Global stocks and commodity prices rose today, boosted by speculation the US Federal Reserve will maintain a pledge on low rates later in the day and by a report China's central bank will provide the country's biggest banks with fresh loans.

This anticipated stimulus from the world’s two largest economies eclipsed the growing nervousness and uncertainty surrounding tomorrow’s Scottish independence referendum, which most polls suggest is still too close to confidently predict.

Asian and European equities tracked the overnight gains on Wall Street, which saw the Dow hit a fresh record high after the Wall Street Journal's Fed watcher Jon Hilsenrath said the central bank would keep the words "considerable time" in its policy statement, though it might qualify them.

The phrase has become a touchstone in markets for when the Fed might start raising interest rates and dropping it would be taken as a hawkish step. Dealers said commodities were also boosted by reports that the People's Bank of China would provide 500 billion yuan in short-term funding to the country's top five banks. Copper chalked up its biggest gain in almost a month. "There is no overwhelming need to come across all hawkish yet and whilst a return to some kind of normality is expected at some stage the Fed is unlikely to take any chances which could negatively impact economic growth in the short term," said Gary Jenkins, chief credit strategist at LNG Capital.

READ MORE

“For this particular recovery, I think that the Fed would rather act a little bit too late than a little bit too early,” he said.
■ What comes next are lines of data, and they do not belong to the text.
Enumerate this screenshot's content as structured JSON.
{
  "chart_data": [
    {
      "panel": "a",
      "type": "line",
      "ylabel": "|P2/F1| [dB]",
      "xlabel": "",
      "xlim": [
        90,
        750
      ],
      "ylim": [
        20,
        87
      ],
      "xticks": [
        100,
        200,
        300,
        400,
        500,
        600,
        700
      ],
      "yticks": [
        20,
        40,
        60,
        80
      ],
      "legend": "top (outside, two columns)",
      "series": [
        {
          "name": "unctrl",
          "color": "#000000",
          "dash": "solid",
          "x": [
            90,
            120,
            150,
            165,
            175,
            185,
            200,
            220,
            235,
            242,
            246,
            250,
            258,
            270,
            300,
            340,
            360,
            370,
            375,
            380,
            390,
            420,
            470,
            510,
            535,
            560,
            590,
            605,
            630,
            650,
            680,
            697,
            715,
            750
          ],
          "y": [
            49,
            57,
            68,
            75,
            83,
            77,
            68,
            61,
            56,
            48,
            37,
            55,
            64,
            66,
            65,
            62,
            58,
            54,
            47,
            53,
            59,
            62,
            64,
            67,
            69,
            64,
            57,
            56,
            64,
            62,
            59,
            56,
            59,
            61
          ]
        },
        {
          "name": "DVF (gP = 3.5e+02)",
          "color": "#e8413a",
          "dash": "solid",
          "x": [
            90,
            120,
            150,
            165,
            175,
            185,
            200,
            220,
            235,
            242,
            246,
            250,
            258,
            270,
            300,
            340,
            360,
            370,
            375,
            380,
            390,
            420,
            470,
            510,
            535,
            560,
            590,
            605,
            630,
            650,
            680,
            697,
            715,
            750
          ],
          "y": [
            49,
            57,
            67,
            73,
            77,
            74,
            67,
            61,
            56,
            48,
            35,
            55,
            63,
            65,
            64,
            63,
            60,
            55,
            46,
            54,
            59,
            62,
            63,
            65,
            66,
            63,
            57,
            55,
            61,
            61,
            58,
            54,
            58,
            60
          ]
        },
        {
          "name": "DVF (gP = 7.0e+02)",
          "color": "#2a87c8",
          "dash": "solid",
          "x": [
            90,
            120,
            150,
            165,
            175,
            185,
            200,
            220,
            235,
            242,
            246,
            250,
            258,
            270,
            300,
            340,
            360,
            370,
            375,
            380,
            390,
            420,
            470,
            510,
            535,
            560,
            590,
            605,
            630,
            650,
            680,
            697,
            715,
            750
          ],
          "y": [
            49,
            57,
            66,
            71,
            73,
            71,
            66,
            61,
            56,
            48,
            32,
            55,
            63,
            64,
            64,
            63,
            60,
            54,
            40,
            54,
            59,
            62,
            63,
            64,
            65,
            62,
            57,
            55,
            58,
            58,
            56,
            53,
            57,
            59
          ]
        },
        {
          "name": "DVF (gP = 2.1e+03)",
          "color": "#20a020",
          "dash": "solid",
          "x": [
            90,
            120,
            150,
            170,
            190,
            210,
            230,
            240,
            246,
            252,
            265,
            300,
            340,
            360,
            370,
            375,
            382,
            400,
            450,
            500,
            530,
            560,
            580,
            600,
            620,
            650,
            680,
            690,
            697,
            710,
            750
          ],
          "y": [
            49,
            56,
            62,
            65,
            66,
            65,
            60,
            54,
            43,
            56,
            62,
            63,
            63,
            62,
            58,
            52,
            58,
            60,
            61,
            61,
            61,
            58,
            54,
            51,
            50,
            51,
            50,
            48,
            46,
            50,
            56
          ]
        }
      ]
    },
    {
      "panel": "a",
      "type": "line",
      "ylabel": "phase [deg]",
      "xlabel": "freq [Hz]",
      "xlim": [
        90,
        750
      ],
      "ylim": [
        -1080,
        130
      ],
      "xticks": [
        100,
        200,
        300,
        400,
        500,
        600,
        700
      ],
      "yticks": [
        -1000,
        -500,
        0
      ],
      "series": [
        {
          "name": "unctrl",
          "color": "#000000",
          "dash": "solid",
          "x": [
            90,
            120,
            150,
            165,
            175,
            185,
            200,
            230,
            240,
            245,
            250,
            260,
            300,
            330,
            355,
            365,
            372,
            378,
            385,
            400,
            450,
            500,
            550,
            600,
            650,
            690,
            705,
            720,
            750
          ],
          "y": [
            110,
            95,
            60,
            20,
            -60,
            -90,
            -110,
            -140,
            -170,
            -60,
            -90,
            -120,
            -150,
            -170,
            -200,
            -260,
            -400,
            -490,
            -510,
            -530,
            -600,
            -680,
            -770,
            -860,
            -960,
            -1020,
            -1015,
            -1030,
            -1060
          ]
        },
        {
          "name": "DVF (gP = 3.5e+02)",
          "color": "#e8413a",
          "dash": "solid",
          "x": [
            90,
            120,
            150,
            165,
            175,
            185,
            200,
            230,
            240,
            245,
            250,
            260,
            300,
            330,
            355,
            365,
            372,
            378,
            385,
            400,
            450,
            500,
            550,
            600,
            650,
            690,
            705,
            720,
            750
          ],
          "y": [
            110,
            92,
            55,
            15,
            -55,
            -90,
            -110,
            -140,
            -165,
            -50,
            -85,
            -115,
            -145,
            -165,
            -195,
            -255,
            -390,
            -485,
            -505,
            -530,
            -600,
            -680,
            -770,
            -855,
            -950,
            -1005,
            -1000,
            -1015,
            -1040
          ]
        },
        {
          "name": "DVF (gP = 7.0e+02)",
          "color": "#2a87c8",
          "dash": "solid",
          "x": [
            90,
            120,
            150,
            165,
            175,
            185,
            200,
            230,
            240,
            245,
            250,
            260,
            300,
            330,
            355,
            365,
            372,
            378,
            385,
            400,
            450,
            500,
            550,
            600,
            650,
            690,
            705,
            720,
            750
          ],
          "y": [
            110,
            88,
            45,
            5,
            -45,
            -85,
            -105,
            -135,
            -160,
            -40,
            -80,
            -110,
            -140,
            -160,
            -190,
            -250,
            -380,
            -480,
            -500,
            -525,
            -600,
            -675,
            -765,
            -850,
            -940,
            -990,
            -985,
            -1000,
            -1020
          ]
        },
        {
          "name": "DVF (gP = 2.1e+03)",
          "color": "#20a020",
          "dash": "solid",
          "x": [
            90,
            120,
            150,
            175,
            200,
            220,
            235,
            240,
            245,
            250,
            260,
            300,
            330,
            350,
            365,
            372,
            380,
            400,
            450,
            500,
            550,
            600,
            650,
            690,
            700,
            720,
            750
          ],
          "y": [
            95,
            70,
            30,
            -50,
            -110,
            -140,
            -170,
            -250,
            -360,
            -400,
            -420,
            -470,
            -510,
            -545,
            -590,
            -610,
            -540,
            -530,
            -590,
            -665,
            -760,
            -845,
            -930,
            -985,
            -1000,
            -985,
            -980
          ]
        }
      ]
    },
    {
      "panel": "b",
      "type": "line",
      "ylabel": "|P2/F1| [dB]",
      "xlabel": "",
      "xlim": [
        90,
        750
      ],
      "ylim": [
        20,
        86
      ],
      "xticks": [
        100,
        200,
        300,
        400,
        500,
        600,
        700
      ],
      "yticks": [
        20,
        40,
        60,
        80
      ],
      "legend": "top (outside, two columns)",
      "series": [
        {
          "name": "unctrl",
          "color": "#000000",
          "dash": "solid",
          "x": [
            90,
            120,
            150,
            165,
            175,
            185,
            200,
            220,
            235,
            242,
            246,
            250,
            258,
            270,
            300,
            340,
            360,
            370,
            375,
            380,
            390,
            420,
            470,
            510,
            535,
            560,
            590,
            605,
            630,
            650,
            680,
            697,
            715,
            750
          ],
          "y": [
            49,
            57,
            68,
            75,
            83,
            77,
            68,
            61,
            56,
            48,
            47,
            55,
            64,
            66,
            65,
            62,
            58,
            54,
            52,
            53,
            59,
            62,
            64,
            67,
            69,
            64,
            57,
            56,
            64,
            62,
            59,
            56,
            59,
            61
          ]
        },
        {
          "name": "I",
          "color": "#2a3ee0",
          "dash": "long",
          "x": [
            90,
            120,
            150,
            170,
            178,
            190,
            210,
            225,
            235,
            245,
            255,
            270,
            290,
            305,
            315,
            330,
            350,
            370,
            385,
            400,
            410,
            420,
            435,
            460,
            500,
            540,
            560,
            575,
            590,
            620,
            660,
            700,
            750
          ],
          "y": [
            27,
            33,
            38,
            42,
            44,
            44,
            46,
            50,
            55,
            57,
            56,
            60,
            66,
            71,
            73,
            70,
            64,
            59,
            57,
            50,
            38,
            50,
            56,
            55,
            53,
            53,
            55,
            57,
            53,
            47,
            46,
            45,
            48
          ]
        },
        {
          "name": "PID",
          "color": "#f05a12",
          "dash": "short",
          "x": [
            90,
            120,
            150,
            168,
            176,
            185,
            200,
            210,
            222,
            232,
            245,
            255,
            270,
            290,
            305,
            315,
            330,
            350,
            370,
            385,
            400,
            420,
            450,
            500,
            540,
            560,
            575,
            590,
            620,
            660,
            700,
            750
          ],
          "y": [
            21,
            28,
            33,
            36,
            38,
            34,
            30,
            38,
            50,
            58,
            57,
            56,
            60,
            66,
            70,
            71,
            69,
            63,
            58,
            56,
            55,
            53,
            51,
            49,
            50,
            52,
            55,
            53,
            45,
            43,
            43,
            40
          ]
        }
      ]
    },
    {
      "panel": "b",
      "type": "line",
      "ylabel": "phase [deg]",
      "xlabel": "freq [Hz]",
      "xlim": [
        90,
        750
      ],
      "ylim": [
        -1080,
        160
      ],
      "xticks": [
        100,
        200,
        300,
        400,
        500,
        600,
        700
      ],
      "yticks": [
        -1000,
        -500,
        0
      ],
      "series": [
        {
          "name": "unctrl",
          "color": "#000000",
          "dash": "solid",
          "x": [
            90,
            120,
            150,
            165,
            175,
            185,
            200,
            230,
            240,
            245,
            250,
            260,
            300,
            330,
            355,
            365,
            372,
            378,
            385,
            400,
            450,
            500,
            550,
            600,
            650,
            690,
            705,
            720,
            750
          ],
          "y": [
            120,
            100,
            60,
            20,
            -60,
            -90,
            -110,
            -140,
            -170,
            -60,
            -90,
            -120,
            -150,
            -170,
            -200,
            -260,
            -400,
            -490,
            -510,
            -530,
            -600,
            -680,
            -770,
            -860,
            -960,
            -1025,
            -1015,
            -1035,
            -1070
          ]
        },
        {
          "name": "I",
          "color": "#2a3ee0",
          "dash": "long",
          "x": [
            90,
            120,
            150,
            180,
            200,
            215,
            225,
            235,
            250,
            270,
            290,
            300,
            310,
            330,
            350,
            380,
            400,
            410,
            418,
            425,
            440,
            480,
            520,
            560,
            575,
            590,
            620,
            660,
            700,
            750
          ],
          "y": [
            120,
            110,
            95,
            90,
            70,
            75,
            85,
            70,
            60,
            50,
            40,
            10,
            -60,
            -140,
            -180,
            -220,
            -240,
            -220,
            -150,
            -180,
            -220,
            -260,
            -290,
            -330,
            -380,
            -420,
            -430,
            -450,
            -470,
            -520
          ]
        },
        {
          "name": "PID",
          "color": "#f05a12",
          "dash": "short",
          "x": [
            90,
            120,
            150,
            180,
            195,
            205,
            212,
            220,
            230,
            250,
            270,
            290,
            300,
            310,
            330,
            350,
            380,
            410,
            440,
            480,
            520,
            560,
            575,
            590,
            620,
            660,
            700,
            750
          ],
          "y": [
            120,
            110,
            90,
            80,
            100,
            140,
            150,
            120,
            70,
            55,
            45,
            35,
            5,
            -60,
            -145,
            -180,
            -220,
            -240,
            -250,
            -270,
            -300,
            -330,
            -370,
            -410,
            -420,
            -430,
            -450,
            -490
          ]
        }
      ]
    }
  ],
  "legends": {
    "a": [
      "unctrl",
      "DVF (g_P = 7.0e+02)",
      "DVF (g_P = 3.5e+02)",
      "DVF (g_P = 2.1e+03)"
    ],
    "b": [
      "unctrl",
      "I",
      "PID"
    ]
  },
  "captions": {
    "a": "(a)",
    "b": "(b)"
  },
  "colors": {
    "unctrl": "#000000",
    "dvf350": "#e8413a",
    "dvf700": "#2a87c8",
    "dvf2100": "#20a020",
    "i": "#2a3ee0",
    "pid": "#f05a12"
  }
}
In early trading the FTSEuroFirst 300 index of leading European shares was up 0.5 per cent at 1386 points, while Germany’s DAX and France’s CAC 40 were also up a similar amount.

Britain's FTSE 100 was higher, but lagging its peers, trading around a quarter of one percent higher. Earlier in Asia, MSCI's broadest index of Asia-Pacific shares outside Japan rose two thirds of one percent, but Japan's Nikkei slipped 0.1 per cent.

Wall Street had ended yesterday strongly in the wake of the Fed talk, with the Dow gaining 0.59 per cent, the S&P 500 0.75 per cent and the Nasdaq 0.75 per cent. The feelgood factor also spread through emerging markets. Russian stocks slid, however, dragged down by a near 30 per cent crash in shares in the holding company of conglomerate Sistema after its chairman was placed under house arrest accused of money-laundering.